Libre-Opinion: À la rescousse des « promofiteurs »
Simon C. Tétreault - Étudiant au baccalauréat en biologie à l'Université du Québec à Rimouski
11 avril 2008
Le gouvernement du Québec a récemment pris plusieurs décisions douteuses dans des dossiers environnementaux d'importance comme le mont Orford et le projet Rabaska. Il appert dans ces dossiers que le développement économique du Québec passe bien avant la protection de l'environnement, qui ne fait tout simplement pas le poids par rapport aux millions que fait miroiter leur réalisation. Le projet Rabaska se base tout particulièrement sur un puissant argument économique afin de justifier une profonde altération de l'environnement.
Qu'en est-il cependant lorsque la dégradation de l'environnement comporte des risques pour la société? C'est face à ce dilemme que le gouvernement du Québec a récemment choisi de placer les Québécois lorsqu'il a tenté d'imposer son projet d'aménagement d'un port méthanier dans la région de Lévis. Ce projet comporte cependant plusieurs failles, d'un point de vue économique, social et environnemental, qui permettent de remettre en question sa réalisation même.
Les principaux «promofiteurs» du projet, dont fait partie le ministère du Développement durable, de l'Environnement et des Parcs du Québec, font valoir une injection directe de 444 millions de dollars dans la région en trois ans ainsi que la création de 70 emplois permanents. Il serait aussi question d'un ajout de 57 millions de dollars par année découlant des activités du port méthanier et d'une diversification de l'approvisionnement énergétique du Québec, qui permettrait entre autres d'écouler une bonne partie de la production de gaz vers l'Ontario et les États de la côte Est des États-Unis.
La viabilité économique d'un tel projet n'est donc plus à démontrer, bien que la légitimité de ses fondements et les motivations réelles du gouvernement puissent être mises en doute. Il faut comprendre que le Québec n'a pas besoin de cette source additionnelle d'énergie. En effet, les sources actuelles répondent déjà amplement à la demande en fonction d'un approvisionnement provenant de l'Ouest canadien et de l'entrée en fonction prochaine de deux ports méthaniers au Nouveau-Brunswick et en Nouvelle-Écosse.

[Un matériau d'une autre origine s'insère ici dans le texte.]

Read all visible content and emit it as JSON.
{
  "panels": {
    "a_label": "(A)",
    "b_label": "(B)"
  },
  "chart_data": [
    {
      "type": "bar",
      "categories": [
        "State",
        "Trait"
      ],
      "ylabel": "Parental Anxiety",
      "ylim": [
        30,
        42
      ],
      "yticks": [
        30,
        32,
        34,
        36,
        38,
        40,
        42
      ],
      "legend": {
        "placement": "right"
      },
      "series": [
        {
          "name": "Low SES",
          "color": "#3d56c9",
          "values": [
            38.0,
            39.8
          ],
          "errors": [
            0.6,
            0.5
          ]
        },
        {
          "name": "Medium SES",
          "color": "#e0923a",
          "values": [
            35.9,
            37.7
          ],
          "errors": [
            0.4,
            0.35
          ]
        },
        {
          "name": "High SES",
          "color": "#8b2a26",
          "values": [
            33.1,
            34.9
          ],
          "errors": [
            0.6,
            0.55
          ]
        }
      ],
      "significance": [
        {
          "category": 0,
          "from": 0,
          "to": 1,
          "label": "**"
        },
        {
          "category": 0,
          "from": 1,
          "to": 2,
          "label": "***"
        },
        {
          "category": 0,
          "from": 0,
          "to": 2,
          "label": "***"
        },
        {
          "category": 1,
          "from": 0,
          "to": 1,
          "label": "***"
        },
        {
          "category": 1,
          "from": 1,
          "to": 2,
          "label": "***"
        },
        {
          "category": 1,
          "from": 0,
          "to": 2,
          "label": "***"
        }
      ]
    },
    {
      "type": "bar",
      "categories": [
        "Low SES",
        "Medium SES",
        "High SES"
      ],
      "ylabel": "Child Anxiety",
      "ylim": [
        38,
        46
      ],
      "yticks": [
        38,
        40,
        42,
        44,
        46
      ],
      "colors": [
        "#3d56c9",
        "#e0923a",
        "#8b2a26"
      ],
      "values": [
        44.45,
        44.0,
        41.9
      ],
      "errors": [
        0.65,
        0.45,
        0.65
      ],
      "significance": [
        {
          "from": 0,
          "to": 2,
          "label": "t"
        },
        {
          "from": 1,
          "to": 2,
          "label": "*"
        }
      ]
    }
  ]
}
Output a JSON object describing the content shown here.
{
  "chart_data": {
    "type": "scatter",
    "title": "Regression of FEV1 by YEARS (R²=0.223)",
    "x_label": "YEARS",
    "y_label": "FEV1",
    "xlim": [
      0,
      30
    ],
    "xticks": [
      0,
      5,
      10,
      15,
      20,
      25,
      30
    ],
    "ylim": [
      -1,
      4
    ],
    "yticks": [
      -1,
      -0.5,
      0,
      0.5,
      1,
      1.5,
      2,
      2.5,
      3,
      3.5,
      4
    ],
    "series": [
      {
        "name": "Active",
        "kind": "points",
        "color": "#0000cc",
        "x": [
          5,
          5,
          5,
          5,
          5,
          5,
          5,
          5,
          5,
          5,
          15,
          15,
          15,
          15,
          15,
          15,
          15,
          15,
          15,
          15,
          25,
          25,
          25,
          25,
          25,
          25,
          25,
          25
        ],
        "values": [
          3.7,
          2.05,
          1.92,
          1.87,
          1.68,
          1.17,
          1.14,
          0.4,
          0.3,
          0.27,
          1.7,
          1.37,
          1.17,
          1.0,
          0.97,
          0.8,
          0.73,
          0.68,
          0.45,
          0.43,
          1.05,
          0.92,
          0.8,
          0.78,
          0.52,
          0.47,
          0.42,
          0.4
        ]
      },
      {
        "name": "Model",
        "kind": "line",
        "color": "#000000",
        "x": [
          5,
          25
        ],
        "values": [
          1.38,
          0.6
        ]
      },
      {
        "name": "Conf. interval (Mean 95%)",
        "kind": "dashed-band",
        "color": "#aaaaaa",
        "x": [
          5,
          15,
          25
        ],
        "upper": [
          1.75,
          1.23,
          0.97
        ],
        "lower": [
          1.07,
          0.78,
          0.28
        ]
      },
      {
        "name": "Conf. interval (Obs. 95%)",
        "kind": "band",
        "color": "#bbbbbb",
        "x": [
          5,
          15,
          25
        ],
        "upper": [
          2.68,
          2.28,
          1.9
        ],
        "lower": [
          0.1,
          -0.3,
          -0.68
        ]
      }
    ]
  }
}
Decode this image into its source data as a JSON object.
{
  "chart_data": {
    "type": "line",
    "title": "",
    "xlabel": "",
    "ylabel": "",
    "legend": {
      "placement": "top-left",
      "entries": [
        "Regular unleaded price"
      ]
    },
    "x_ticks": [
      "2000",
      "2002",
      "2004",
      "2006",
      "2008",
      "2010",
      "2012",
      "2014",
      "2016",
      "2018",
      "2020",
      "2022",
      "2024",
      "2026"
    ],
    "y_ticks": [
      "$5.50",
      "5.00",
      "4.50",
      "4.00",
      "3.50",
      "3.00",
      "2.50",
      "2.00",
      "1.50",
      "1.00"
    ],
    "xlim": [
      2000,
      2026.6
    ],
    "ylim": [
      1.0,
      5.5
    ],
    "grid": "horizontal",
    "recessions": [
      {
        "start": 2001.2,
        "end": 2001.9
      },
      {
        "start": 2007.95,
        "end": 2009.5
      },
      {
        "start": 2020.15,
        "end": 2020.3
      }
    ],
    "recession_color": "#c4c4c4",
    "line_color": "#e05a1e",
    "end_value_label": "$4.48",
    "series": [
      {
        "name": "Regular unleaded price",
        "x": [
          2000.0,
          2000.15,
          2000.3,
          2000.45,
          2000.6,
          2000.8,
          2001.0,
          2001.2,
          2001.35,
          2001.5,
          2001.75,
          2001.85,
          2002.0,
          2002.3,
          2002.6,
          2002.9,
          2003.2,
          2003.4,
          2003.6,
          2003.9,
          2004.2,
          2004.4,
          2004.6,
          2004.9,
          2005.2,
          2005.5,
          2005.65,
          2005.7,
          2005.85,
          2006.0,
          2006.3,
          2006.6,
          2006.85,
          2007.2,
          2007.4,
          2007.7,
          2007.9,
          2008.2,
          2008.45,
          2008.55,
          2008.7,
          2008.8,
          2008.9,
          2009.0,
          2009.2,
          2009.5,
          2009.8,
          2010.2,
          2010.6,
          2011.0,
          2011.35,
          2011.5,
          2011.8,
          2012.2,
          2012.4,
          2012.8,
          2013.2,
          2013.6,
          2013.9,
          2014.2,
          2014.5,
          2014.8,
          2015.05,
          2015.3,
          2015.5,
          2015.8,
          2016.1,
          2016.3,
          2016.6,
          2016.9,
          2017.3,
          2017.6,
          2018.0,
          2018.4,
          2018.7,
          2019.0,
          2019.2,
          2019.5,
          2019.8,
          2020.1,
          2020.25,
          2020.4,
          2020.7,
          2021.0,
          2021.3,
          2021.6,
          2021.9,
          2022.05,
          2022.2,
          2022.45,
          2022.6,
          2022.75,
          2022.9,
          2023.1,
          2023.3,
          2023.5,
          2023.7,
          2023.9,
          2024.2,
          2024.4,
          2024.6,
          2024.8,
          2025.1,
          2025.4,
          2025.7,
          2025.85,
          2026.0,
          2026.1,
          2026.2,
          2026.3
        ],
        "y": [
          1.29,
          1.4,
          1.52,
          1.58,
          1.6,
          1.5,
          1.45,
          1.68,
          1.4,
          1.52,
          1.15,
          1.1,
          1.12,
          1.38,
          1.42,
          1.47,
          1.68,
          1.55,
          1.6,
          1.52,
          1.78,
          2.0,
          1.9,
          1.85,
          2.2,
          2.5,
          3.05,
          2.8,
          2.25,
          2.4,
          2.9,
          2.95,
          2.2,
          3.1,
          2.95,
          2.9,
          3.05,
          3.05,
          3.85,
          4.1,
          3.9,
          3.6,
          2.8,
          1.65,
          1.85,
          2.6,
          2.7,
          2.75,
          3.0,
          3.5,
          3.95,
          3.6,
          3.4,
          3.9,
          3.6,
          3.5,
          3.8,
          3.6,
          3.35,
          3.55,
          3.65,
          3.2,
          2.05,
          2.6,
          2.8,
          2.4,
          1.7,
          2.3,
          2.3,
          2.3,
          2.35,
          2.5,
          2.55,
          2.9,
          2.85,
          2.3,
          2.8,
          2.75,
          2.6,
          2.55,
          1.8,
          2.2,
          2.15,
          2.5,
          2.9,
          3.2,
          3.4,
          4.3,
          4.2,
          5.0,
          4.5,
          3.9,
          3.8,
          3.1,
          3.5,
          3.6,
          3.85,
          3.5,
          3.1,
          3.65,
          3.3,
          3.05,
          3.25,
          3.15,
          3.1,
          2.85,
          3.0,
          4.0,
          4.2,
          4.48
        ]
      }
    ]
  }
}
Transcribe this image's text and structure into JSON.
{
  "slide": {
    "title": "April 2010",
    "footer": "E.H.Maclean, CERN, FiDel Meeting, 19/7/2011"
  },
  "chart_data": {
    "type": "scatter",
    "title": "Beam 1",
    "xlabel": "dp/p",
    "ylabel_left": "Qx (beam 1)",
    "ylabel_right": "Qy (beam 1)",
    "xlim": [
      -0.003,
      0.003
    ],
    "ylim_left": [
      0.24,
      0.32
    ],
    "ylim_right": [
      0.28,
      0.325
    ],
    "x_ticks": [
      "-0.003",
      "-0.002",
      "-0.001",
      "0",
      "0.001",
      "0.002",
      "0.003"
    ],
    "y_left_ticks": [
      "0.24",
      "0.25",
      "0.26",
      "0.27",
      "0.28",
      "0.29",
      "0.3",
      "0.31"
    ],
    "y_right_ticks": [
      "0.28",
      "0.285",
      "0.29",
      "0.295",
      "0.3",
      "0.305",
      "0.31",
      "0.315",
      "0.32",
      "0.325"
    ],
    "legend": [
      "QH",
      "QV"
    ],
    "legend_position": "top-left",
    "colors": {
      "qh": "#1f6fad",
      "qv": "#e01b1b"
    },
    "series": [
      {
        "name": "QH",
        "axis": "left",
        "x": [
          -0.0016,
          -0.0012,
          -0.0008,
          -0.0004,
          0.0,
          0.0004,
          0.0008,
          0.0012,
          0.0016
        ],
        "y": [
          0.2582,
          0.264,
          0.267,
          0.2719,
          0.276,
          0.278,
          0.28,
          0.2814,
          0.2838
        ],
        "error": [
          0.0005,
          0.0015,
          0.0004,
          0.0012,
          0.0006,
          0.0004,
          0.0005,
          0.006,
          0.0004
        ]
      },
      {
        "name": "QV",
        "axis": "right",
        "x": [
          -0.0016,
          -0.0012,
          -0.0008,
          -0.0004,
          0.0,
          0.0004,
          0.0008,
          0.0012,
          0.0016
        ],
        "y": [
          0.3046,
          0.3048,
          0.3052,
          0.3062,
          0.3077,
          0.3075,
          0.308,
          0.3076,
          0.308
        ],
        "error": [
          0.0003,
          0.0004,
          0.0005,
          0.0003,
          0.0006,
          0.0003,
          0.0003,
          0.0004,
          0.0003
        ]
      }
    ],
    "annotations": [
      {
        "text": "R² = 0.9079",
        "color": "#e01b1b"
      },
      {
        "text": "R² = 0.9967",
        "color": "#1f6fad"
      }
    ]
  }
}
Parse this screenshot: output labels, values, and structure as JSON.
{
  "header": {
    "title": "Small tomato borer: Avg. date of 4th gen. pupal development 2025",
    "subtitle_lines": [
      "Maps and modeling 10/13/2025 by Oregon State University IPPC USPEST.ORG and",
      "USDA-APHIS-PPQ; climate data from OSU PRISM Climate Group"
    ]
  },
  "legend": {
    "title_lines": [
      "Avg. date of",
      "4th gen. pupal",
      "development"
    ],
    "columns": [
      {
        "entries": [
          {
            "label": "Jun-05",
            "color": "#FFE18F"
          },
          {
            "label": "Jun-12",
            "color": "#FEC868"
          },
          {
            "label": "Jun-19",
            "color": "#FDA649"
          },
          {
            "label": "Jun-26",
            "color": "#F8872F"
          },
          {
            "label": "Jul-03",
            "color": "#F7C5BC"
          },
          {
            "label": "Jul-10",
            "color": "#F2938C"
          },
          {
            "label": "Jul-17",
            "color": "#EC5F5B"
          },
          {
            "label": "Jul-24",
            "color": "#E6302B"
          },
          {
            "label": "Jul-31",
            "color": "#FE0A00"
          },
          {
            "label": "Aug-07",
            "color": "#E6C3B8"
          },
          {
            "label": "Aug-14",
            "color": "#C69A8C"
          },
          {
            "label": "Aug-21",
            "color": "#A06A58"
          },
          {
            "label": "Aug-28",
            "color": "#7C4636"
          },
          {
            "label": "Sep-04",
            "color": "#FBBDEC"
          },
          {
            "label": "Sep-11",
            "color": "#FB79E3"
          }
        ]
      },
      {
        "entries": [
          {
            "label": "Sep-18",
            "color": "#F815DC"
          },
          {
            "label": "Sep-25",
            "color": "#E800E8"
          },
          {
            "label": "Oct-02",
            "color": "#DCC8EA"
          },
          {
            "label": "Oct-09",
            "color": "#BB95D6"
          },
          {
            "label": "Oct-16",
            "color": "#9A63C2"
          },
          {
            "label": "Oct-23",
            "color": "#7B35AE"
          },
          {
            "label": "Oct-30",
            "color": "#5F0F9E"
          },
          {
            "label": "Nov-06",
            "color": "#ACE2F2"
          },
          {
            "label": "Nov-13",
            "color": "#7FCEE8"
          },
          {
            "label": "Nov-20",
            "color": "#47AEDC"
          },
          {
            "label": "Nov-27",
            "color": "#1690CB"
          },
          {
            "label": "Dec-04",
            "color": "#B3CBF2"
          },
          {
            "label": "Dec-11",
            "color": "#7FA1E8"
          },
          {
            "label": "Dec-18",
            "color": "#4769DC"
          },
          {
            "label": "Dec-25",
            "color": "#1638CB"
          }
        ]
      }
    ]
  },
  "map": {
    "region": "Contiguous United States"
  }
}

Et dans tout cela, qu'en est-il du développement durable prôné par le ministère? La promotion du projet Rabaska par ce ministère n'est-elle pas complètement à l'opposé de sa mission, qui devrait s'appuyer sur une vision à long terme tout en tenant compte du caractère indissociable des dimensions environnementales, sociales et économiques des activités de développement? Pourtant, il semblerait que les dimensions sociales et environnementales, qui devraient normalement peser lourd dans l'évaluation des impacts du projet, soient largement négligées!
Des risques inacceptables
Plusieurs facteurs contribuent à l'inadmissibilité sociale du projet Rabaska. En fait, la proximité de la population et l'établissement d'un faible périmètre de sécurité (2,5 kilomètres, comparativement à sept kilomètres en France!) font en sorte que les risques associés à de telles installations sont trop élevés pour la population locale. On peut ajouter à cela l'expropriation de citoyens (402 résidences), la perte de terres agricoles et la perturbation d'un paysage à grande valeur touristique lié à l'île d'Orléans.
En outre, les gens de la région concernée se sont déjà prononcés à 78 % contre la réalisation du projet Rabaska, sans que celui-ci soit aboli pour autant! C'est à se demander si le ministère du Développement durable est vraiment «un ministère à votre écoute qui travaille pour vous et avec vous». Il est contraire à la raison de forcer des gens à s'exposer de la sorte à des risques qu'ils jugent inacceptables, et tout cela afin de favoriser le développement économique.
Une réalité dégradante
La raison d'être du projet ne peut justifier à elle seule les dommages que sa réalisation entraînerait sur l'environnement. Les impacts des travaux de construction, notamment l'aménagement d'une jetée de 500 mètres, le détournement d'un ruisseau et les importantes opérations de dragage requises dans le fleuve Saint-Laurent, constitueraient une menace pour le milieu aquatique régional. D'ailleurs, ce milieu abrite entre autres un important site d'alimentation pour les juvéniles d'éperlan arc-en-ciel, une espèce désignée vulnérable par le MRNF en 2005.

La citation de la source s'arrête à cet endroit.